Uma movimentação vindo das tendas me chamou a atenção. Um grupo de homens armados com lanças improvisadas passou a correr em direção ao animal que nada notou. Conforme ganhavam terreno estremeci ao ver o semblante deles. Não eram homens, e sim ancestrais nossos não evoluídos, sua figura eu já conhecia dos livros de história. De traços simiescos e corpo robusto, com testas volumosas e queixo protuberante. Nos braços despidos uma grossa camada de pelos e do alto de suas cabeças uma cabeleira enorme ora castanha ora loira. O Homem-de-neandertal. Com suas lanças improvisadas eles atacam o mamute fazendo-o agir de maneira descontrolada.
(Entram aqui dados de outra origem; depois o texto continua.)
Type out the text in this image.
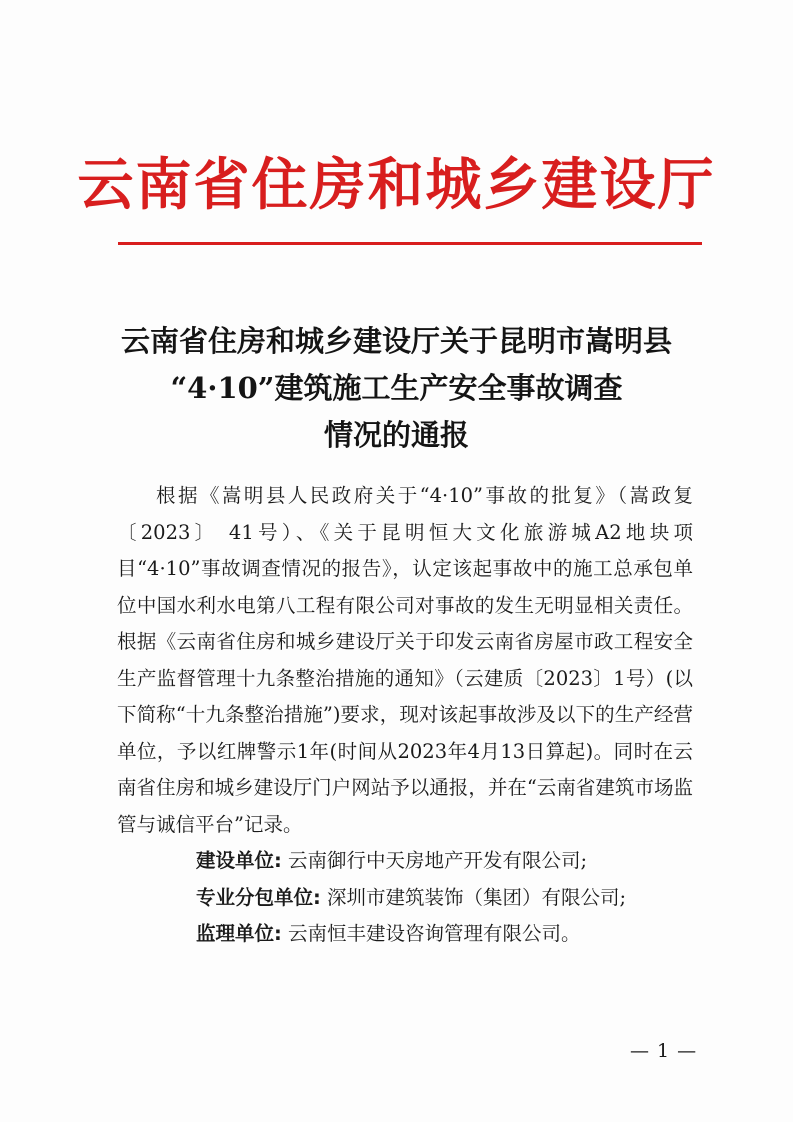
云南省住房和城乡建设厅
云南省住房和城乡建设厅关于昆明市嵩明县
“4·10”建筑施工生产安全事故调查
情况的通报

根据《嵩明县人民政府关于“4·10”事故的批复》（嵩政复〔2023〕 41号）、《关于昆明恒大文化旅游城A2地块项目“4·10”事故调查情况的报告》，认定该起事故中的施工总承包单位中国水利水电第八工程有限公司对事故的发生无明显相关责任。根据《云南省住房和城乡建设厅关于印发云南省房屋市政工程安全生产监督管理十九条整治措施的通知》（云建质〔2023〕1号）(以下简称“十九条整治措施”)要求，现对该起事故涉及以下的生产经营单位，予以红牌警示1年(时间从2023年4月13日算起)。同时在云南省住房和城乡建设厅门户网站予以通报，并在“云南省建筑市场监管与诚信平台”记录。

建设单位: 云南御行中天房地产开发有限公司;

专业分包单位: 深圳市建筑装饰（集团）有限公司;

监理单位: 云南恒丰建设咨询管理有限公司。

— 1 —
Conforme eu arfava de medo e excitação uma nuvem grossa de vapor se desprendia de minha boca, o sangue do animal tingia o gelo em tons de magenta. Era disso que o capitão falava. Algo impossível de eu ter visto antes, inimaginável sua existência. Na minha frente um grupo de neandertais e um mamute se digladiam pela sobrevivência.
Uma estocada na cabeça do animal e este cai ruidosamente no chão, queria eu ter agilidade daqueles homens, pois se tivesse conseguiria fugir do pesado marfim que me acertou as costelas. Fico preso, no gelo, sem poder sentir minhas pernas. Os neandertais começam a puxar o animal em direção às suas tendas, um deles me observa com curiosidade, porém com medo eu o afasto com um grito, o mais alto deles precipita com uma lança em mãos pronto para me furar, mas outro o segura com a expressão que não seria isso correto. Não consigo me mover e a sombra dos homens puxando o mamute já é distante. Do outro lado não consigo ver o capitão, os marujos ou o navio. Estou só, com uma caneta e este diário, tentando me lembrar como era o gosto do sol a tocar minha pele, o cheiro perfumado da gente da minha terra, o calor que é estar no Brasil.